YELLOW SPRINGS — Trustees overseeing Antioch College said Saturday they have reversed their decision to temporarily close the school, which is known for its pioneering academic program that produces students with a passion for free thinking and social activism.
The reversal is contingent on whether alumni and the school can meet fundraising goals over the next three years, board chairman Art Zucker said. Antioch will also close buildings and dormitories and will downsize the faculty to meet budget constraints, he said.
The school will continue offering credits to current students, and the next class of graduates will receive degrees, pending the approval of academic accreditation boards, Zucker said.
Trustees announced in June that because of declining enrollments, heavy dependence on tuition and a small endowment, the college would close after the spring term, reorganize and reopen in 2012.
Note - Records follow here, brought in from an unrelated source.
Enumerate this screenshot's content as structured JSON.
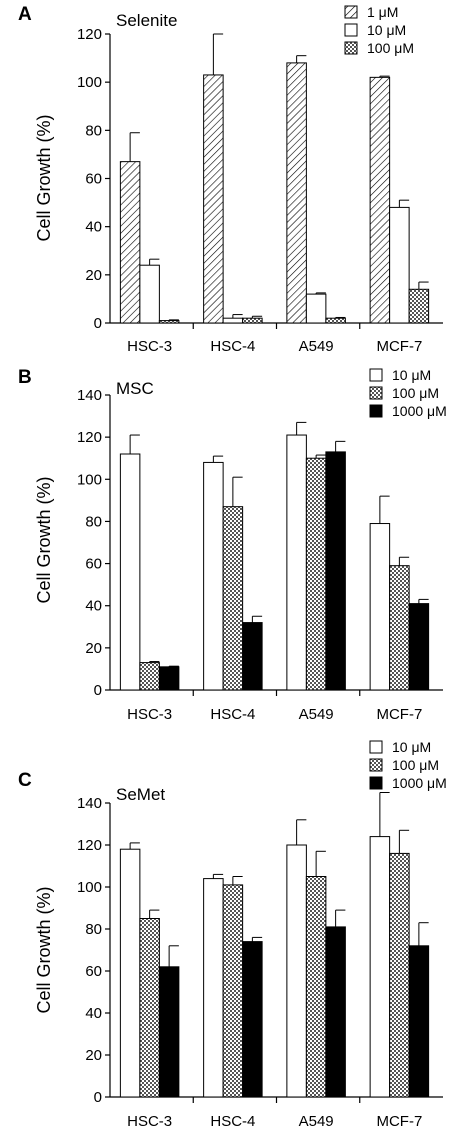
{
  "colors": {
    "open": "#ffffff",
    "solid": "#000000",
    "stroke": "#000000"
  },
  "chart_data": [
    {
      "type": "bar",
      "panel_label": "A",
      "title": "Selenite",
      "ylabel": "Cell Growth (%)",
      "xlabel": "",
      "ylim": [
        0,
        120
      ],
      "yticks": [
        "0",
        "20",
        "40",
        "60",
        "80",
        "100",
        "120"
      ],
      "categories": [
        "HSC-3",
        "HSC-4",
        "A549",
        "MCF-7"
      ],
      "legend_position": "top-right",
      "series": [
        {
          "name": "1 μM",
          "pattern": "hatch",
          "values": [
            67,
            103,
            108,
            102
          ],
          "errors": [
            12,
            17,
            3,
            0.5
          ]
        },
        {
          "name": "10 μM",
          "pattern": "open",
          "values": [
            24,
            2,
            12,
            48
          ],
          "errors": [
            2.5,
            1.5,
            0.5,
            3
          ]
        },
        {
          "name": "100 μM",
          "pattern": "cross",
          "values": [
            1,
            2,
            2,
            14
          ],
          "errors": [
            0.3,
            0.8,
            0.3,
            3
          ]
        }
      ]
    },
    {
      "type": "bar",
      "panel_label": "B",
      "title": "MSC",
      "ylabel": "Cell Growth (%)",
      "xlabel": "",
      "ylim": [
        0,
        140
      ],
      "yticks": [
        "0",
        "20",
        "40",
        "60",
        "80",
        "100",
        "120",
        "140"
      ],
      "categories": [
        "HSC-3",
        "HSC-4",
        "A549",
        "MCF-7"
      ],
      "legend_position": "top-right",
      "series": [
        {
          "name": "10 μM",
          "pattern": "open",
          "values": [
            112,
            108,
            121,
            79
          ],
          "errors": [
            9,
            3,
            6,
            13
          ]
        },
        {
          "name": "100 μM",
          "pattern": "cross",
          "values": [
            13,
            87,
            110,
            59
          ],
          "errors": [
            0.5,
            14,
            1.5,
            4
          ]
        },
        {
          "name": "1000 μM",
          "pattern": "solid",
          "values": [
            11,
            32,
            113,
            41
          ],
          "errors": [
            0.3,
            3,
            5,
            2
          ]
        }
      ]
    },
    {
      "type": "bar",
      "panel_label": "C",
      "title": "SeMet",
      "ylabel": "Cell Growth (%)",
      "xlabel": "",
      "ylim": [
        0,
        140
      ],
      "yticks": [
        "0",
        "20",
        "40",
        "60",
        "80",
        "100",
        "120",
        "140"
      ],
      "categories": [
        "HSC-3",
        "HSC-4",
        "A549",
        "MCF-7"
      ],
      "legend_position": "top-right",
      "series": [
        {
          "name": "10 μM",
          "pattern": "open",
          "values": [
            118,
            104,
            120,
            124
          ],
          "errors": [
            3,
            2,
            12,
            21
          ]
        },
        {
          "name": "100 μM",
          "pattern": "cross",
          "values": [
            85,
            101,
            105,
            116
          ],
          "errors": [
            4,
            4,
            12,
            11
          ]
        },
        {
          "name": "1000 μM",
          "pattern": "solid",
          "values": [
            62,
            74,
            81,
            72
          ],
          "errors": [
            10,
            2,
            8,
            11
          ]
        }
      ]
    }
  ]
}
Alumni formally asked the trustees last month to reverse the decision, saying they had raised $18 million, primarily in pledges, to keep the school going. They feared that temporarily closing the college would scare off badly needed donors and make it difficult to recruit faculty and attract new students when the school reopens.
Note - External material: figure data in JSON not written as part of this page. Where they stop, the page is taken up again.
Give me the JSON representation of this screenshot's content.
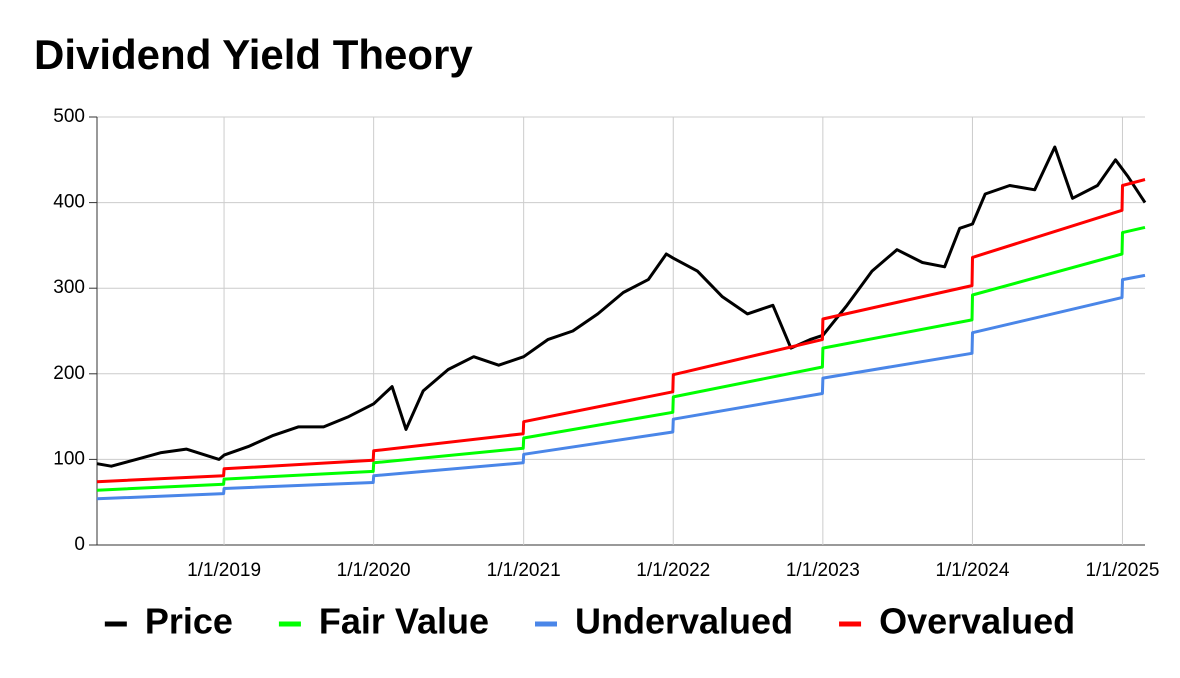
{
  "chart_data": {
    "type": "line",
    "title": "Dividend Yield Theory",
    "xlim": [
      "2018-02-25",
      "2025-02-25"
    ],
    "xticks": [
      {
        "value": "2019-01-01",
        "label": "1/1/2019"
      },
      {
        "value": "2020-01-01",
        "label": "1/1/2020"
      },
      {
        "value": "2021-01-01",
        "label": "1/1/2021"
      },
      {
        "value": "2022-01-01",
        "label": "1/1/2022"
      },
      {
        "value": "2023-01-01",
        "label": "1/1/2023"
      },
      {
        "value": "2024-01-01",
        "label": "1/1/2024"
      },
      {
        "value": "2025-01-01",
        "label": "1/1/2025"
      }
    ],
    "ylim": [
      0,
      500
    ],
    "yticks": [
      0,
      100,
      200,
      300,
      400,
      500
    ],
    "grid": true,
    "legend": "bottom",
    "series": [
      {
        "name": "Price",
        "color": "#000000",
        "x": [
          "2018-02-25",
          "2018-04-01",
          "2018-06-01",
          "2018-08-01",
          "2018-10-01",
          "2018-12-20",
          "2019-01-01",
          "2019-03-01",
          "2019-05-01",
          "2019-07-01",
          "2019-09-01",
          "2019-11-01",
          "2020-01-01",
          "2020-02-15",
          "2020-03-20",
          "2020-05-01",
          "2020-07-01",
          "2020-09-01",
          "2020-11-01",
          "2021-01-01",
          "2021-03-01",
          "2021-05-01",
          "2021-07-01",
          "2021-09-01",
          "2021-11-01",
          "2021-12-15",
          "2022-01-01",
          "2022-03-01",
          "2022-05-01",
          "2022-07-01",
          "2022-09-01",
          "2022-10-15",
          "2022-12-01",
          "2023-01-01",
          "2023-03-01",
          "2023-05-01",
          "2023-07-01",
          "2023-09-01",
          "2023-10-25",
          "2023-12-01",
          "2024-01-01",
          "2024-02-01",
          "2024-04-01",
          "2024-06-01",
          "2024-07-20",
          "2024-09-01",
          "2024-11-01",
          "2024-12-15",
          "2025-01-15",
          "2025-02-25"
        ],
        "values": [
          95,
          92,
          100,
          108,
          112,
          100,
          105,
          115,
          128,
          138,
          138,
          150,
          165,
          185,
          135,
          180,
          205,
          220,
          210,
          220,
          240,
          250,
          270,
          295,
          310,
          340,
          335,
          320,
          290,
          270,
          280,
          230,
          240,
          245,
          280,
          320,
          345,
          330,
          325,
          370,
          375,
          410,
          420,
          415,
          465,
          405,
          420,
          450,
          430,
          400
        ]
      },
      {
        "name": "Fair Value",
        "color": "#00ff00",
        "x": [
          "2018-02-25",
          "2018-12-31",
          "2019-01-01",
          "2019-12-31",
          "2020-01-01",
          "2020-12-31",
          "2021-01-01",
          "2021-12-31",
          "2022-01-01",
          "2022-12-31",
          "2023-01-01",
          "2023-12-31",
          "2024-01-01",
          "2024-12-31",
          "2025-01-01",
          "2025-02-25"
        ],
        "values": [
          64,
          71,
          77,
          86,
          96,
          113,
          125,
          155,
          173,
          208,
          230,
          263,
          292,
          340,
          365,
          371
        ]
      },
      {
        "name": "Undervalued",
        "color": "#4a86e8",
        "x": [
          "2018-02-25",
          "2018-12-31",
          "2019-01-01",
          "2019-12-31",
          "2020-01-01",
          "2020-12-31",
          "2021-01-01",
          "2021-12-31",
          "2022-01-01",
          "2022-12-31",
          "2023-01-01",
          "2023-12-31",
          "2024-01-01",
          "2024-12-31",
          "2025-01-01",
          "2025-02-25"
        ],
        "values": [
          54,
          60,
          66,
          73,
          81,
          96,
          106,
          132,
          147,
          177,
          195,
          224,
          248,
          289,
          310,
          315
        ]
      },
      {
        "name": "Overvalued",
        "color": "#ff0000",
        "x": [
          "2018-02-25",
          "2018-12-31",
          "2019-01-01",
          "2019-12-31",
          "2020-01-01",
          "2020-12-31",
          "2021-01-01",
          "2021-12-31",
          "2022-01-01",
          "2022-12-31",
          "2023-01-01",
          "2023-12-31",
          "2024-01-01",
          "2024-12-31",
          "2025-01-01",
          "2025-02-25"
        ],
        "values": [
          74,
          81,
          89,
          99,
          110,
          130,
          144,
          179,
          199,
          240,
          264,
          303,
          336,
          391,
          420,
          427
        ]
      }
    ]
  }
}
The resurgence of alumni support and cooperation between trustees and the alumni board made Saturday’s announcement possible, said Nancy Crow, a board member and alumni board president.
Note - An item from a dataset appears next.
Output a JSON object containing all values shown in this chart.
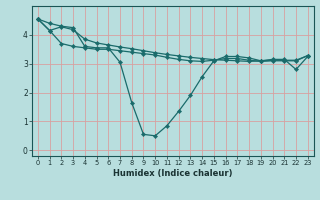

Alumni and school officials must raise $6.6 million in cash by Dec. 15, another $12 million by May 2008, an additional $26 million by June 1009 and an additional $19 million by June 2010, Zucker said.
The college, founded in 1852 and located about 15 miles east of Dayton, is the flagship for Antioch University, which has five other campuses in Ohio and on the East and West coasts.
Antioch, which costs $36,000 a year to attend, has an $18 million operating budget and a $2.6 million deficit. Enrollment is down to 230 students.